To sum up, the changes would be as follows:

  • Rewrite Ember's existing blueprints in TypeScript.
  • Add a --typescript flag to ember generate that will force the command to output TypeScript instead of JavaScript (assuming a TypeScript blueprint exists).
  • Add a shouldTransformTypeScript flag to the Blueprint base class that opts the blueprint in to the down-leveling behavior.
  • This defaults to false.
  • This flag exists so that blueprint authors can choose whether they want the auto-transform behavior in case there are already apps/addons that have custom blueprints they expect to always result in TypeScript files.
  • Add a isTypeScriptProject flag to .ember-cli that can be used to determine whether to generate TypeScript or JavaScript by default.
  • This flag defaults to false.
  • If isTypeScriptProject is true, ember g component foo would generate a TypeScript file, otherwise it will generate a JavaScript file.
  • Users can override this default behavior by passing the --typescript flag (mentioned above), which will force the blueprint to output TypeScript as long as a TypeScript blueprint is available.

How we teach this

For most users, there isn't much to teach here since their default experience with Ember's blueprints won't change at all. However, we should document the typescript-related behaviors in the documentation for creating custom blueprints. More specifically, we'd need to mention the 3 new flags being added (shouldTransformTypeScript, isTypeScriptProject, and --typescript) and explain their usage.

Drawbacks

There should be little to no impact on the end-user as a result of the changes proposed in the RFC. The one drawback worth mentioning is that this change does introduce additional memory and performance overhead as a result of running the files through Babel transforms when converting from TypeScript to JavaScript.

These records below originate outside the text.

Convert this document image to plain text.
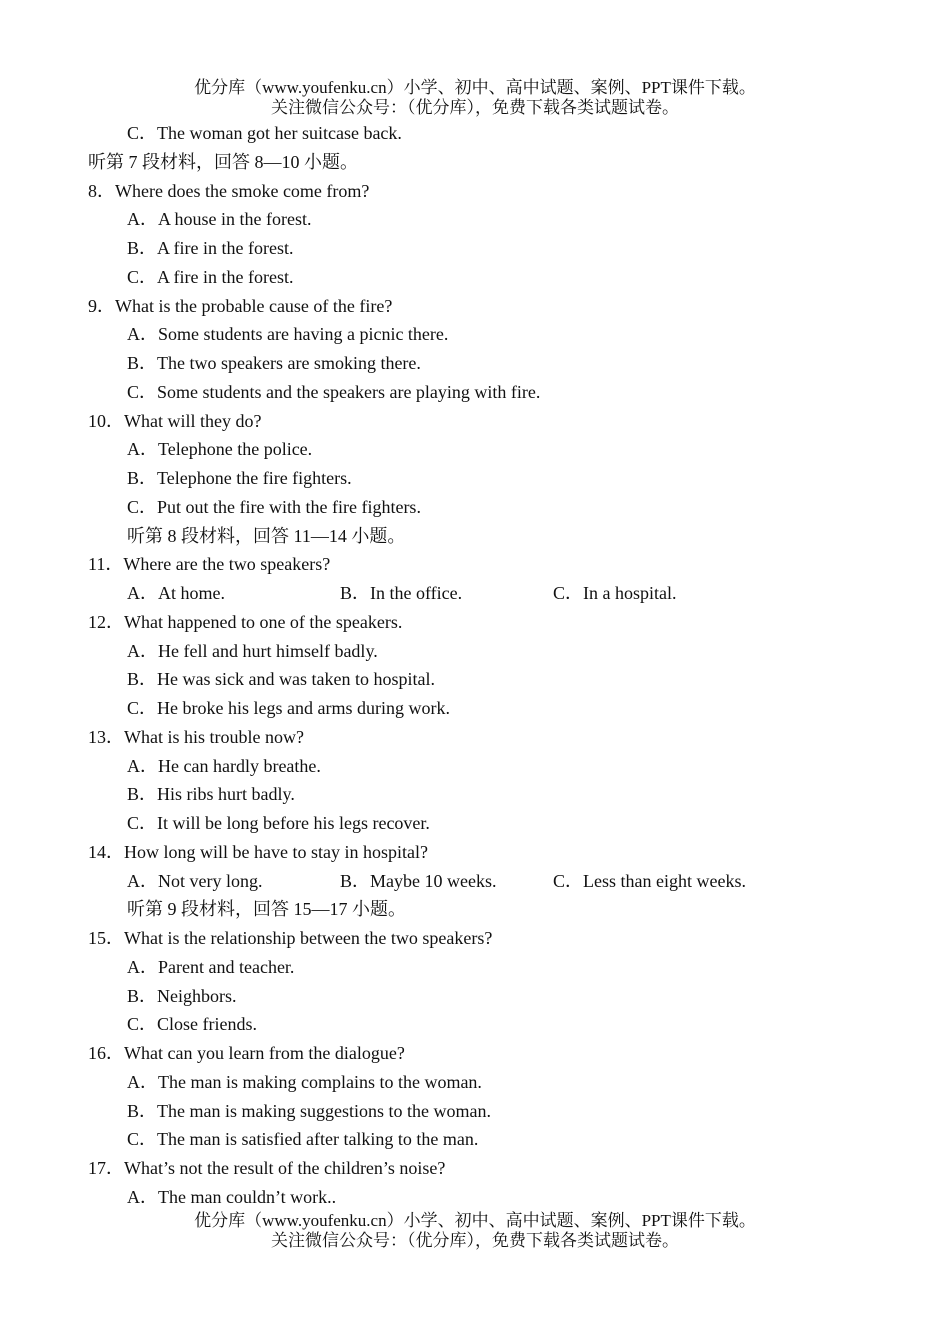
优分库（www.youfenku.cn）小学、初中、高中试题、案例、PPT课件下载。
关注微信公众号：（优分库），免费下载各类试题试卷。
C．The woman got her suitcase back.
听第 7 段材料，回答 8—10 小题。
8．Where does the smoke come from?
A．A house in the forest.
B．A fire in the forest.
C．A fire in the forest.
9．What is the probable cause of the fire?
A．Some students are having a picnic there.
B．The two speakers are smoking there.
C．Some students and the speakers are playing with fire.
10．What will they do?
A．Telephone the police.
B．Telephone the fire fighters.
C．Put out the fire with the fire fighters.
听第 8 段材料，回答 11—14 小题。
11．Where are the two speakers?
A．At home.	B．In the office.	C．In a hospital.
12．What happened to one of the speakers.
A．He fell and hurt himself badly.
B．He was sick and was taken to hospital.
C．He broke his legs and arms during work.
13．What is his trouble now?
A．He can hardly breathe.
B．His ribs hurt badly.
C．It will be long before his legs recover.
14．How long will be have to stay in hospital?
A．Not very long.	B．Maybe 10 weeks.	C．Less than eight weeks.
听第 9 段材料，回答 15—17 小题。
15．What is the relationship between the two speakers?
A．Parent and teacher.
B．Neighbors.
C．Close friends.
16．What can you learn from the dialogue?
A．The man is making complains to the woman.
B．The man is making suggestions to the woman.
C．The man is satisfied after talking to the man.
17．What’s not the result of the children’s noise?
A．The man couldn’t work..
优分库（www.youfenku.cn）小学、初中、高中试题、案例、PPT课件下载。
关注微信公众号：（优分库），免费下载各类试题试卷。
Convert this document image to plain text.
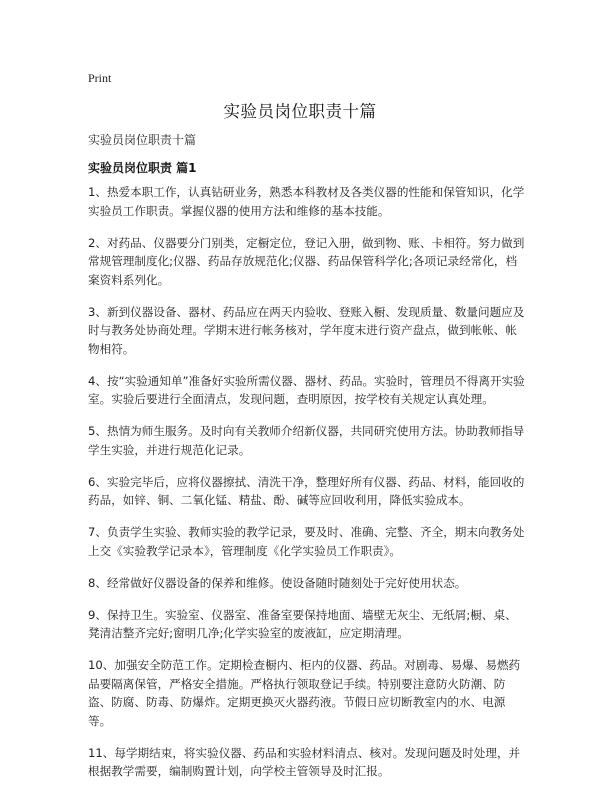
Print
实验员岗位职责十篇
实验员岗位职责十篇
实验员岗位职责 篇1

1、热爱本职工作，认真钻研业务，熟悉本科教材及各类仪器的性能和保管知识，化学实验员工作职责。掌握仪器的使用方法和维修的基本技能。

2、对药品、仪器要分门别类，定橱定位，登记入册，做到物、账、卡相符。努力做到常规管理制度化;仪器、药品存放规范化;仪器、药品保管科学化;各项记录经常化，档案资料系列化。

3、新到仪器设备、器材、药品应在两天内验收、登账入橱、发现质量、数量问题应及时与教务处协商处理。学期末进行帐务核对，学年度末进行资产盘点，做到帐帐、帐物相符。

4、按“实验通知单”准备好实验所需仪器、器材、药品。实验时，管理员不得离开实验室。实验后要进行全面清点，发现问题，查明原因，按学校有关规定认真处理。

5、热情为师生服务。及时向有关教师介绍新仪器，共同研究使用方法。协助教师指导学生实验，并进行规范化记录。

6、实验完毕后，应将仪器擦拭、清洗干净，整理好所有仪器、药品、材料，能回收的药品，如锌、铜、二氧化锰、精盐、酚、碱等应回收利用，降低实验成本。

7、负责学生实验、教师实验的教学记录，要及时、准确、完整、齐全，期末向教务处上交《实验教学记录本》，管理制度《化学实验员工作职责》。

8、经常做好仪器设备的保养和维修。使设备随时随刻处于完好使用状态。

9、保持卫生。实验室、仪器室、准备室要保持地面、墙壁无灰尘、无纸屑;橱、桌、凳清洁整齐完好;窗明几净;化学实验室的废液缸，应定期清理。

10、加强安全防范工作。定期检查橱内、柜内的仪器、药品。对剧毒、易爆、易燃药品要隔离保管，严格安全措施。严格执行领取登记手续。特别要注意防火防潮、防盗、防腐、防毒、防爆炸。定期更换灭火器药液。节假日应切断教室内的水、电源等。

11、每学期结束，将实验仪器、药品和实验材料清点、核对。发现问题及时处理，并根据教学需要，编制购置计划，向学校主管领导及时汇报。
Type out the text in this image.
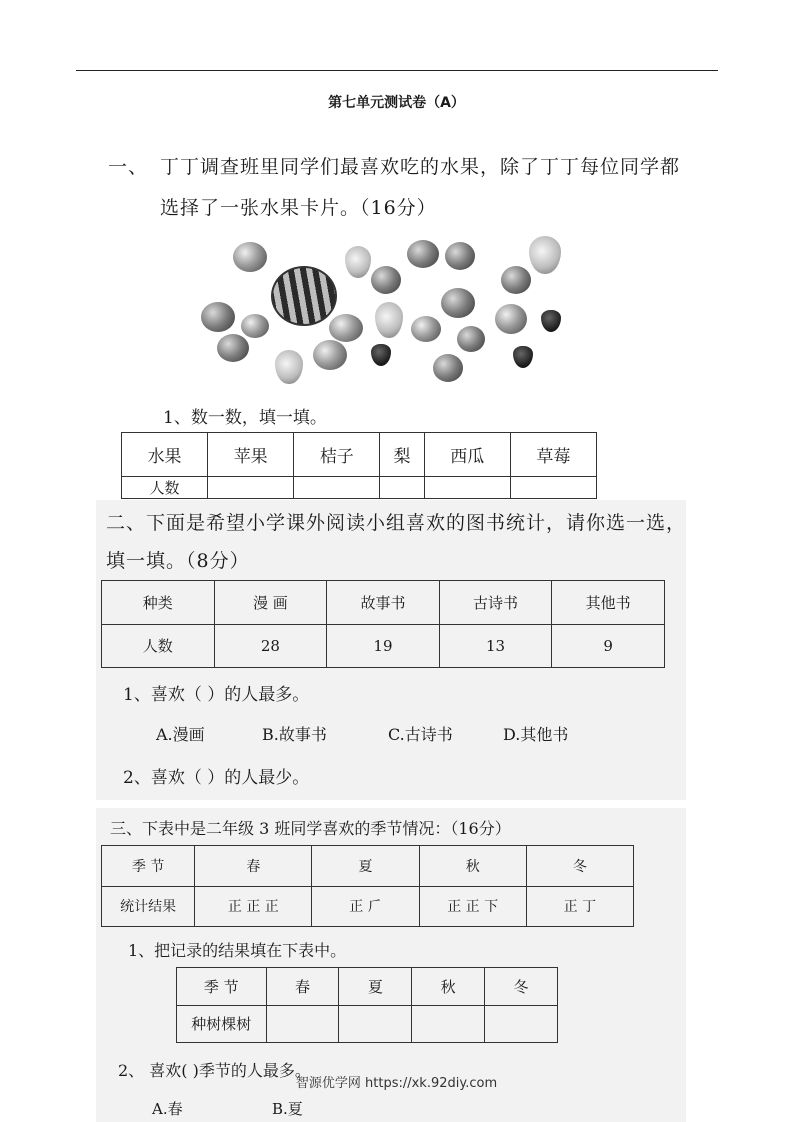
第七单元测试卷（A）
一、 丁丁调查班里同学们最喜欢吃的水果，除了丁丁每位同学都
选择了一张水果卡片。（16分）
1、数一数，填一填。
水果	苹果	桔子	梨	西瓜	草莓
人数					
二、下面是希望小学课外阅读小组喜欢的图书统计，请你选一选，
填一填。（8分）
种类	漫 画	故事书	古诗书	其他书
人数	28	19	13	9
1、喜欢（ ）的人最多。
A.漫画	B.故事书	C.古诗书	D.其他书
2、喜欢（ ）的人最少。
三、下表中是二年级 3 班同学喜欢的季节情况：（16分）
季 节	春	夏	秋	冬
统计结果	正 正 正	正 𠂆	正 正 下	正 丁
1、把记录的结果填在下表中。
季 节	春	夏	秋	冬
种树棵树				
2、 喜欢( )季节的人最多。
A.春	B.夏
智源优学网 https://xk.92diy.com
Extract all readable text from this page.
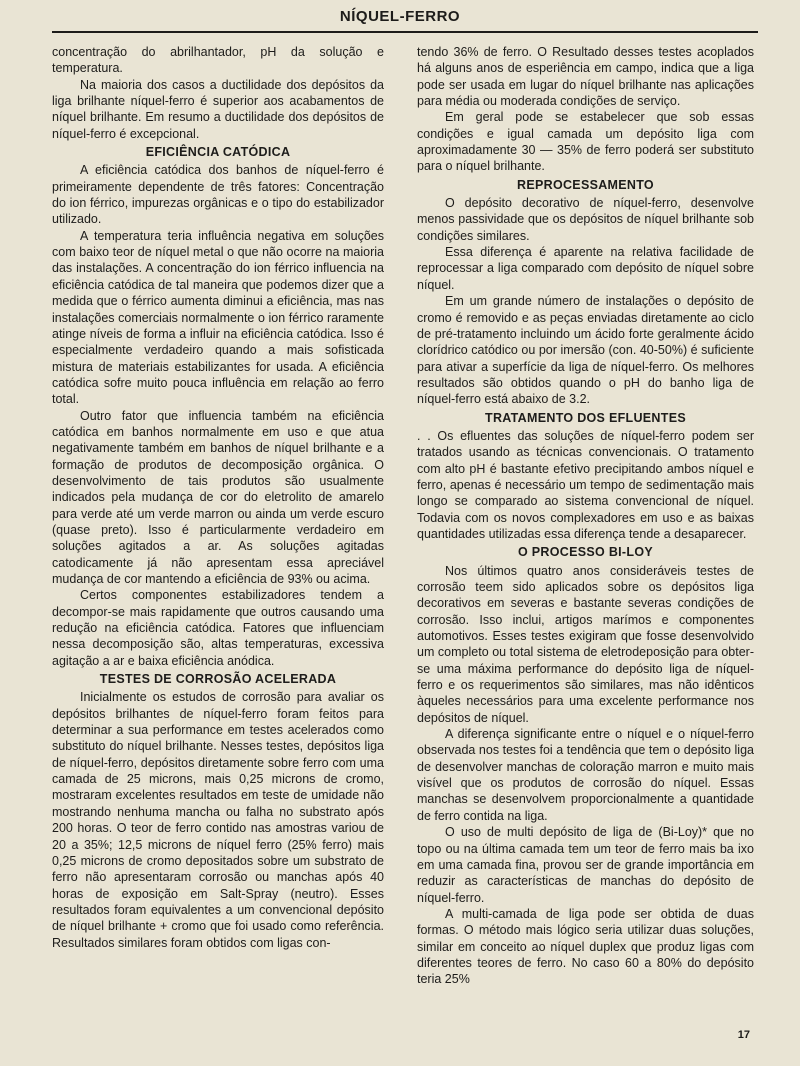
NÍQUEL-FERRO

concentração do abrilhantador, pH da solução e temperatura.

Na maioria dos casos a ductilidade dos depósitos da liga brilhante níquel-ferro é superior aos acabamentos de níquel brilhante. Em resumo a ductilidade dos depósitos de níquel-ferro é excepcional.

EFICIÊNCIA CATÓDICA

A eficiência catódica dos banhos de níquel-ferro é primeiramente dependente de três fatores: Concentração do ion férrico, impurezas orgânicas e o tipo do estabilizador utilizado.

A temperatura teria influência negativa em soluções com baixo teor de níquel metal o que não ocorre na maioria das instalações. A concentração do ion férrico influencia na eficiência catódica de tal maneira que podemos dizer que a medida que o férrico aumenta diminui a eficiência, mas nas instalações comerciais normalmente o ion férrico raramente atinge níveis de forma a influir na eficiência catódica. Isso é especialmente verdadeiro quando a mais sofisticada mistura de materiais estabilizantes for usada. A eficiência catódica sofre muito pouca influência em relação ao ferro total.

Outro fator que influencia também na eficiência catódica em banhos normalmente em uso e que atua negativamente também em banhos de níquel brilhante e a formação de produtos de decomposição orgânica. O desenvolvimento de tais produtos são usualmente indicados pela mudança de cor do eletrolito de amarelo para verde até um verde marron ou ainda um verde escuro (quase preto). Isso é particularmente verdadeiro em soluções agitados a ar. As soluções agitadas catodicamente já não apresentam essa apreciável mudança de cor mantendo a eficiência de 93% ou acima.

Certos componentes estabilizadores tendem a decompor-se mais rapidamente que outros causando uma redução na eficiência catódica. Fatores que influenciam nessa decomposição são, altas temperaturas, excessiva agitação a ar e baixa eficiência anódica.

TESTES DE CORROSÃO ACELERADA

Inicialmente os estudos de corrosão para avaliar os depósitos brilhantes de níquel-ferro foram feitos para determinar a sua performance em testes acelerados como substituto do níquel brilhante. Nesses testes, depósitos liga de níquel-ferro, depósitos diretamente sobre ferro com uma camada de 25 microns, mais 0,25 microns de cromo, mostraram excelentes resultados em teste de umidade não mostrando nenhuma mancha ou falha no substrato após 200 horas. O teor de ferro contido nas amostras variou de 20 a 35%; 12,5 microns de níquel ferro (25% ferro) mais 0,25 microns de cromo depositados sobre um substrato de ferro não apresentaram corrosão ou manchas após 40 horas de exposição em Salt-Spray (neutro). Esses resultados foram equivalentes a um convencional depósito de níquel brilhante + cromo que foi usado como referência. Resultados similares foram obtidos com ligas con-

tendo 36% de ferro. O Resultado desses testes acoplados há alguns anos de esperiência em campo, indica que a liga pode ser usada em lugar do níquel brilhante nas aplicações para média ou moderada condições de serviço.

Em geral pode se estabelecer que sob essas condições e igual camada um depósito liga com aproximadamente 30 — 35% de ferro poderá ser substituto para o níquel brilhante.

REPROCESSAMENTO

O depósito decorativo de níquel-ferro, desenvolve menos passividade que os depósitos de níquel brilhante sob condições similares.

Essa diferença é aparente na relativa facilidade de reprocessar a liga comparado com depósito de níquel sobre níquel.

Em um grande número de instalações o depósito de cromo é removido e as peças enviadas diretamente ao ciclo de pré-tratamento incluindo um ácido forte geralmente ácido clorídrico catódico ou por imersão (con. 40-50%) é suficiente para ativar a superfície da liga de níquel-ferro. Os melhores resultados são obtidos quando o pH do banho liga de níquel-ferro está abaixo de 3.2.

TRATAMENTO DOS EFLUENTES

. . Os efluentes das soluções de níquel-ferro podem ser tratados usando as técnicas convencionais. O tratamento com alto pH é bastante efetivo precipitando ambos níquel e ferro, apenas é necessário um tempo de sedimentação mais longo se comparado ao sistema convencional de níquel. Todavia com os novos complexadores em uso e as baixas quantidades utilizadas essa diferença tende a desaparecer.

O PROCESSO BI-LOY

Nos últimos quatro anos consideráveis testes de corrosão teem sido aplicados sobre os depósitos liga decorativos em severas e bastante severas condições de corrosão. Isso inclui, artigos marímos e componentes automotivos. Esses testes exigiram que fosse desenvolvido um completo ou total sistema de eletrodeposição para obter-se uma máxima performance do depósito liga de níquel-ferro e os requerimentos são similares, mas não idênticos àqueles necessários para uma excelente performance nos depósitos de níquel.

A diferença significante entre o níquel e o níquel-ferro observada nos testes foi a tendência que tem o depósito liga de desenvolver manchas de coloração marron e muito mais visível que os produtos de corrosão do níquel. Essas manchas se desenvolvem proporcionalmente a quantidade de ferro contida na liga.

O uso de multi depósito de liga de (Bi-Loy)* que no topo ou na última camada tem um teor de ferro mais ba ixo em uma camada fina, provou ser de grande importância em reduzir as características de manchas do depósito de níquel-ferro.

A multi-camada de liga pode ser obtida de duas formas. O método mais lógico seria utilizar duas soluções, similar em conceito ao níquel duplex que produz ligas com diferentes teores de ferro. No caso 60 a 80% do depósito teria 25%

17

That said, Ember (and most of the front-end world) already relies heavily on Babel, so this change would simply be extending a dependency that already exists. Furthermore, while there is a cost to running a Babel transform as part of a generator, it will be extremely trivial given that generators only ever create a handful of files at a time, and a newly-generated Ember app runs far more files through many more Babel transforms without issue. Finally, we'd be running the transform on the in-memory version of the file, so there'd be no additional I/O cost incurred.

Alternatives

We could continue to maintain a wholly independent set of blueprint files, a la ember-cli-typescript-blueprints. However, this would leave us with the same challenges that exist today, and would also make it harder to provide official support for TypeScript in Ember itself.

Unresolved questions

Optional, but suggested for first drafts. What parts of the design are still TBD?